Andrea Alú, CUNY
(Approved for Public Release)
ABSTRACT
The conception, design and development of artificial materials with tailored functional responses are of fundamental importance for the ever-growing needs of modern technology. In the past fifteen years, metamaterials have provided a powerful platform for this purpose, offering breakthroughs for basic science and for applied technologies. While metamaterial concepts today span several wave phenomena, including electromagnetics, acoustics, mechanics and photonics, in these areas metamaterial concepts have evolved quite separately, without significant interactions and with limited impact in the specific field of thermal management and control. Thermal radiation and heat flow, on the other hand, play a fundamental role in basic science and in a wide range of technologies of DoD relevance, including photovoltaics, lighting, temperature and heat management, infrared detection, noise and thermal signature control.
Here, we propose an inherently basic research endeavor aimed at creating disruptive discoveries and technologies in the area of artificial engineered materials for extreme manipulation of thermal emission and heat flow.

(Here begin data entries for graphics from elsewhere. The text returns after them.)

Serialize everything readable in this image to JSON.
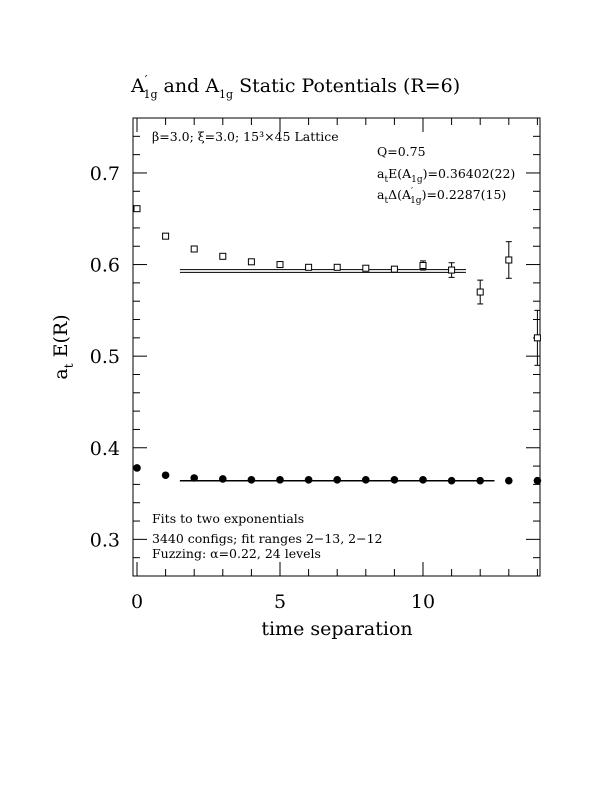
{
  "chart_data": {
    "type": "scatter",
    "title": {
      "a": "A",
      "sup": "′",
      "sub1": "1g",
      "mid": " and A",
      "sub2": "1g",
      "tail": " Static Potentials (R=6)"
    },
    "xlabel": "time separation",
    "ylabel": {
      "main": "a",
      "sub": "t",
      "tail": " E(R)"
    },
    "xlim": [
      0,
      14
    ],
    "ylim": [
      0.26,
      0.76
    ],
    "x_ticks": [
      0,
      5,
      10
    ],
    "y_ticks": [
      0.3,
      0.4,
      0.5,
      0.6,
      0.7
    ],
    "x_tick_labels": [
      "0",
      "5",
      "10"
    ],
    "y_tick_labels": [
      "0.3",
      "0.4",
      "0.5",
      "0.6",
      "0.7"
    ],
    "annotations": {
      "lattice": "β=3.0; ξ=3.0; 15³×45 Lattice",
      "q": "Q=0.75",
      "energy": {
        "pre": "a",
        "sub": "t",
        "mid": "E(A",
        "sub2": "1g",
        "post": ")=0.36402(22)"
      },
      "gap": {
        "pre": "a",
        "sub": "t",
        "mid": "Δ(A",
        "sup": "′",
        "sub2": "1g",
        "post": ")=0.2287(15)"
      },
      "fits": "Fits to two exponentials",
      "configs": "3440 configs; fit ranges 2−13, 2−12",
      "fuzzing": "Fuzzing: α=0.22, 24 levels"
    },
    "series": [
      {
        "name": "A′1g",
        "marker": "open-square",
        "x": [
          0,
          1,
          2,
          3,
          4,
          5,
          6,
          7,
          8,
          9,
          10,
          11,
          12,
          13,
          14
        ],
        "y": [
          0.661,
          0.631,
          0.617,
          0.609,
          0.603,
          0.6,
          0.597,
          0.597,
          0.596,
          0.595,
          0.599,
          0.594,
          0.57,
          0.605,
          0.52
        ],
        "err": [
          0.001,
          0.001,
          0.001,
          0.001,
          0.002,
          0.002,
          0.002,
          0.003,
          0.003,
          0.003,
          0.005,
          0.008,
          0.013,
          0.02,
          0.03
        ]
      },
      {
        "name": "A1g",
        "marker": "filled-circle",
        "x": [
          0,
          1,
          2,
          3,
          4,
          5,
          6,
          7,
          8,
          9,
          10,
          11,
          12,
          13,
          14
        ],
        "y": [
          0.378,
          0.37,
          0.367,
          0.366,
          0.365,
          0.365,
          0.365,
          0.365,
          0.365,
          0.365,
          0.365,
          0.364,
          0.364,
          0.364,
          0.364
        ],
        "err": [
          0,
          0,
          0,
          0,
          0,
          0,
          0,
          0,
          0,
          0,
          0,
          0,
          0,
          0,
          0
        ]
      }
    ],
    "fits": [
      {
        "series": "A′1g",
        "x_range": [
          1.5,
          11.5
        ],
        "value": 0.593,
        "band": 0.0015
      },
      {
        "series": "A1g",
        "x_range": [
          1.5,
          12.5
        ],
        "value": 0.36402,
        "band": 0.0003
      }
    ]
  }
}
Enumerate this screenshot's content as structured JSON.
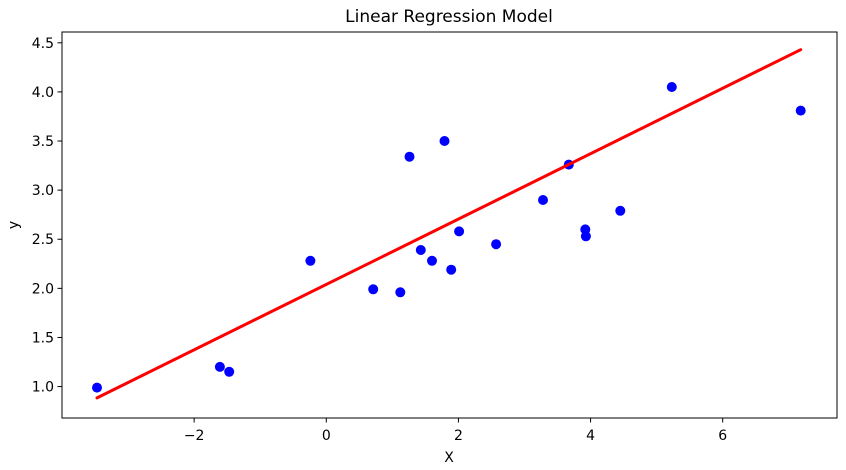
{
  "chart_data": {
    "type": "scatter",
    "title": "Linear Regression Model",
    "xlabel": "X",
    "ylabel": "y",
    "xlim": [
      -4.0,
      7.73
    ],
    "ylim": [
      0.68,
      4.61
    ],
    "grid": false,
    "legend": false,
    "x_ticks": {
      "values": [
        -2,
        0,
        2,
        4,
        6
      ],
      "labels": [
        "−2",
        "0",
        "2",
        "4",
        "6"
      ]
    },
    "y_ticks": {
      "values": [
        1.0,
        1.5,
        2.0,
        2.5,
        3.0,
        3.5,
        4.0,
        4.5
      ],
      "labels": [
        "1.0",
        "1.5",
        "2.0",
        "2.5",
        "3.0",
        "3.5",
        "4.0",
        "4.5"
      ]
    },
    "series": [
      {
        "name": "data points",
        "kind": "scatter",
        "color": "#0000ff",
        "marker_radius": 5,
        "points": [
          [
            -3.47,
            0.99
          ],
          [
            -1.61,
            1.2
          ],
          [
            -1.47,
            1.15
          ],
          [
            -0.24,
            2.28
          ],
          [
            0.71,
            1.99
          ],
          [
            1.12,
            1.96
          ],
          [
            1.26,
            3.34
          ],
          [
            1.43,
            2.39
          ],
          [
            1.6,
            2.28
          ],
          [
            1.79,
            3.5
          ],
          [
            1.89,
            2.19
          ],
          [
            2.01,
            2.58
          ],
          [
            2.57,
            2.45
          ],
          [
            3.28,
            2.9
          ],
          [
            3.67,
            3.26
          ],
          [
            3.92,
            2.6
          ],
          [
            3.93,
            2.53
          ],
          [
            4.45,
            2.79
          ],
          [
            5.23,
            4.05
          ],
          [
            7.18,
            3.81
          ]
        ]
      },
      {
        "name": "regression line",
        "kind": "line",
        "color": "#ff0000",
        "line_width": 3,
        "points": [
          [
            -3.47,
            0.885
          ],
          [
            7.18,
            4.43
          ]
        ]
      }
    ],
    "colors": {
      "background": "#ffffff",
      "spines": "#000000",
      "text": "#000000",
      "marker": "#0000ff",
      "line": "#ff0000"
    }
  }
}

To this end, we will leverage the unique opportunities offered by metamaterials as a platform enabling strong and unusual multi-physics wave interactions with matter, ideally suited to open groundbreaking opportunities to control thermal emission and flow. As outcomes of our program, we envision disruptive opportunities for engineered materials, taking advantage of synergistic interactions of different phenomena strongly coupled over a nanoengineered platform, applied to broadly advance the field of artificial materials with a focus on thermal management and control. We will show how metamaterials that combine multiple interactions with different physical responses may be able to offer unprecedented manipulation of thermal energy. Our complete, interdisciplinary program will draw from the latest advances in nano-optics, condensed-matter physics, material science, electronics and thermodynamics to open a new paradigm for engineered materials, with impact on basic science and several civil and military applications, including communications, nanophotonics, imaging and sensing, energy harvesting and thermal management.
Our group has a history of excellence in the mentioned areas, and it is in a unique position to push forward the proposed research program to provide a disruptive advancement in the field of metamaterials in its broader context, and its extension and application to thermal management and control throughout the mentioned areas of research and science. Enabling multi-physics interactions on the metamaterial platform will enable to overcome the current challenges and limitations, providing new ways to control thermal flow, taking advantage of spatio-temporal modulation, nonlinearities, hyperbolic propagation, topological transport, nanophotonic and quantum engineering of materials. The proposed effort is highly ambitious, and it has the realistic potential of realizing groundbreaking advances in several areas of science and technology of primary relevance for DoD and society in general. It will enable the suppression or transformation of the thermal signature of objects, the realization of thermal sources and detectors with unique thermal signatures, including highly selective, tunable and reconfigurable temporal and spatial profiles, the realization of nanophotonic structures overcoming Planck’s and Kirchhoff’s laws of thermal radiation, offering thermal emission significantly larger than would be expected from their geometrical size, and breaking the symmetry in which objects emit and absorb, as well as enabling the use of thermal radiation for communications and multiplexing. These unique opportunities will largely benefit heat management, light emitting diode technology, energy-efficient lighting, photovoltaics, noise management in circuits and quantum computing systems, and energy harvesting.